I've been overwhelmed this week.
Overwhelmed in the physical and emotional sense? Why yes, of course. More than I have ever been taxed in years. Yet, my undertaking to my weaknesses are not the subject of this week's post. Instead, I wish to talk of the overwhelming surge I have succumbed to spiritually. I have sought to a haven of sorts (that is to say that anywhere but my house is a haven) by staying down in Pueblo for the week. New and fresh thoughts were able to frolic freely throughout my mind while outside the cloud of disdain and suppression that lies within my normal living quarters. Thankfully, many new ideas have sprouted during this journey, which also gives me material to ponder about for the next few weeks. I do hope you enjoy this, what I anticipate will become, three part series of things I have come to realize during my spiritual journey of sorts.
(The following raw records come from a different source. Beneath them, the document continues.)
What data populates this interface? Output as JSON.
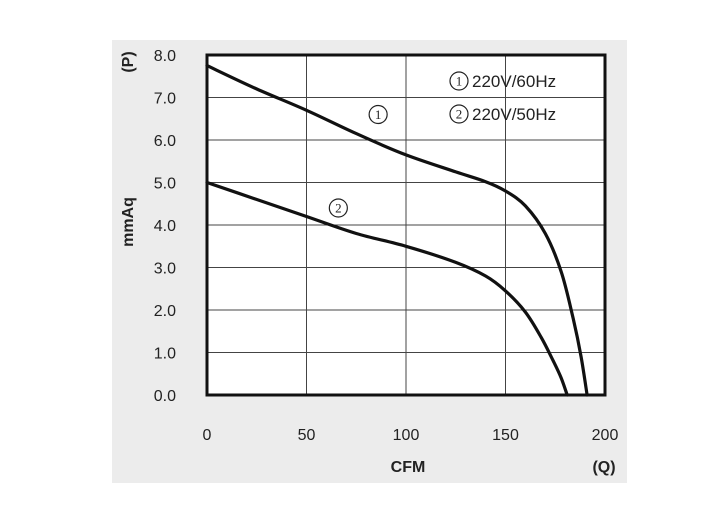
{
  "chart_data": {
    "type": "line",
    "title": "",
    "xlabel": "CFM",
    "xlabel_unit": "(Q)",
    "ylabel": "mmAq",
    "ylabel_unit": "(P)",
    "xlim": [
      0,
      200
    ],
    "ylim": [
      0,
      8
    ],
    "x_ticks": [
      "0",
      "50",
      "100",
      "150",
      "200"
    ],
    "y_ticks": [
      "0.0",
      "1.0",
      "2.0",
      "3.0",
      "4.0",
      "5.0",
      "6.0",
      "7.0",
      "8.0"
    ],
    "grid": true,
    "legend_position": "top-right",
    "series": [
      {
        "name": "220V/60Hz",
        "marker": "1",
        "x": [
          0,
          25,
          50,
          75,
          100,
          125,
          140,
          150,
          160,
          170,
          178,
          184,
          188,
          191
        ],
        "y": [
          7.75,
          7.2,
          6.7,
          6.15,
          5.65,
          5.25,
          5.02,
          4.8,
          4.45,
          3.8,
          2.9,
          1.8,
          0.9,
          0.0
        ]
      },
      {
        "name": "220V/50Hz",
        "marker": "2",
        "x": [
          0,
          25,
          50,
          75,
          100,
          125,
          140,
          150,
          160,
          168,
          174,
          178,
          181
        ],
        "y": [
          5.0,
          4.6,
          4.2,
          3.8,
          3.5,
          3.12,
          2.8,
          2.45,
          1.95,
          1.35,
          0.8,
          0.4,
          0.0
        ]
      }
    ],
    "curve_labels": [
      {
        "marker": "1",
        "x": 86,
        "y": 6.6
      },
      {
        "marker": "2",
        "x": 66,
        "y": 4.4
      }
    ]
  }
}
Which, on the topic, I encourage that everyone try and seek out a haven to provoke thought. Remember:
Anywhere can be a haven.
Moreover, this particular feeling of perpetual spiritual overwhelm came to me in the form of a sunset. Seeking for an escape from my reality, I attempted to do so by simply thinking. Meditating. Understanding my environment in order to get a hold of my life's direction (which will be discussed sometime during this series). This feeling was further strengthened by watching a particular movie that peaked my interest, Cloud Atlas, which indoctrinated a sense that I have pondered much before. How small are we in the scope of relativity to existence? It almost came as a thought further deepening a reckless feeling of abandonment, but by watching Cloud Atlas, it all helped me come together in my thought to realize that although we as humans, as a community, as a state, as an entire being, are small in nature;
Our encounters are infinite.
What a thought. To say that such a butterfly effect is prevalent in our lives, that one action done by humans in the past have influenced our encounters today. Although the argument of the human spirit is up for debate, it makes sense that our spirit would continue on through some sort of external life. That our actions today completely invent the events of tomorrow. We all, as humans, are connected. Through the hatred of our own brothers and sisters of this Earth, through all that we encounter to judge against such a fact, we, as a species, are all one. As the character David Mitchell explains in Cloud Atlas, we are all simply an ocean. Unfathomable amounts of worthless human life together, but yet is all brought together through one common bond: what is any ocean but a multitude of drops? Together we form waves that wither away the sands of time in order to create a new landscape on the coast of generations to come, with each of us contributing our own power to make our own drop worth something.
We are all worth something in this world.